Bisnis.com, JAKARTA – Masyarakat Indonesia dinilai tidak terlalu peduli terhadap privasi diri yang tercermin dalam administrasi kependudukan hingga aktivitas dunia maya.
Pengamat Internet Johar Alam menuturkan salah satu bukti paling otentik terkait ketidakpedulian privasi adalah kartu tanda penduduk (KTP).
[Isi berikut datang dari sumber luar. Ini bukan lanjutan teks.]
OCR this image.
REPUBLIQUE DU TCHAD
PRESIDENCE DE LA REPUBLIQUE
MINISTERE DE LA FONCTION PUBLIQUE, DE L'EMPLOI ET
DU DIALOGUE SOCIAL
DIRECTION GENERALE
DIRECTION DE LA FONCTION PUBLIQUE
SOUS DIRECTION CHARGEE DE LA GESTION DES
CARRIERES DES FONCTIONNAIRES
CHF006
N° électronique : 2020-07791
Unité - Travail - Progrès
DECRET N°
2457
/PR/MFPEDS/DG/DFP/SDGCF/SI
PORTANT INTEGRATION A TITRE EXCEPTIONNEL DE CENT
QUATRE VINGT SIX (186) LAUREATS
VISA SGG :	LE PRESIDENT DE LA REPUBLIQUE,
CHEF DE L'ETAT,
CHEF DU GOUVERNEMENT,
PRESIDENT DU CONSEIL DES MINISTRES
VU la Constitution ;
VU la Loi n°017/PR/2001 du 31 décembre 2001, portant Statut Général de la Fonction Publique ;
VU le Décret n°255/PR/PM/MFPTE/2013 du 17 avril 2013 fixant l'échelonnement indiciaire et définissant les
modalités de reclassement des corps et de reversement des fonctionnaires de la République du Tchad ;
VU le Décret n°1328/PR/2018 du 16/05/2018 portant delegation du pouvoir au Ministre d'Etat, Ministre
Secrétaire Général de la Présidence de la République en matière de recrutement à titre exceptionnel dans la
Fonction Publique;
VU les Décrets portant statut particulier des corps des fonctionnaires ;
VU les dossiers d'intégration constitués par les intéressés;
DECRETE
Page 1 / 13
Menurutnya, dalam kartu itu tercatat identitas dan data diri secara terbuka.
“Dari 220 negara di dunia, ada 100 negara yang menggunakan KTP. Indonesia salah satunya,” katanya usai sebuah acara diskusi Melindungi Hak Privasi dari Praktik Penyadapan di Jakarta, Sabtu (16/5/2015).
Sejarah KTP, kata Johar, bermula dari zaman penjajahan Belanda. Pada waktu itu pemerintah kolonial berkepentingan untuk mendata penduduk agar bisa mengendalikan mereka dari potensi berbuat makar.
“Boleh dibilang, KTP itu merupakan bentuk pelanggaran privasi paling besar. Tapi tidak ada yang protes,” ujarnya.
Di tempat yang sama, Direktur Eksekutif Institute for Policy Research and Advocacy (ELSAM) Indriaswati Dyah Saptaningrum menuturkan abainya orang Indonesia pada privasi terkait erat dengan miskonsepsi terkait konsep privasi itu.
“Banyak yang mengatakan privasi itu konsep Barat. Dari segi bahasa memang iya. Tapi di filosofi lokal kita juga sebenarnya ada soal privasi. Misalnya dalam adat Jawa ada batasan sampai sejauh mana tamu boleh masuk ke rumah,” ujarnya.
Sementara itu, Koordinator Proyek Engage Media Dhyta Caturani mengatakan ketidakpedulian privasi semakin telanjang di era Internet. Saat ini, ujar dia, pengguna media sosial Indonesia mengunggah berbagai data dan kegiatan mereka tanpa beban.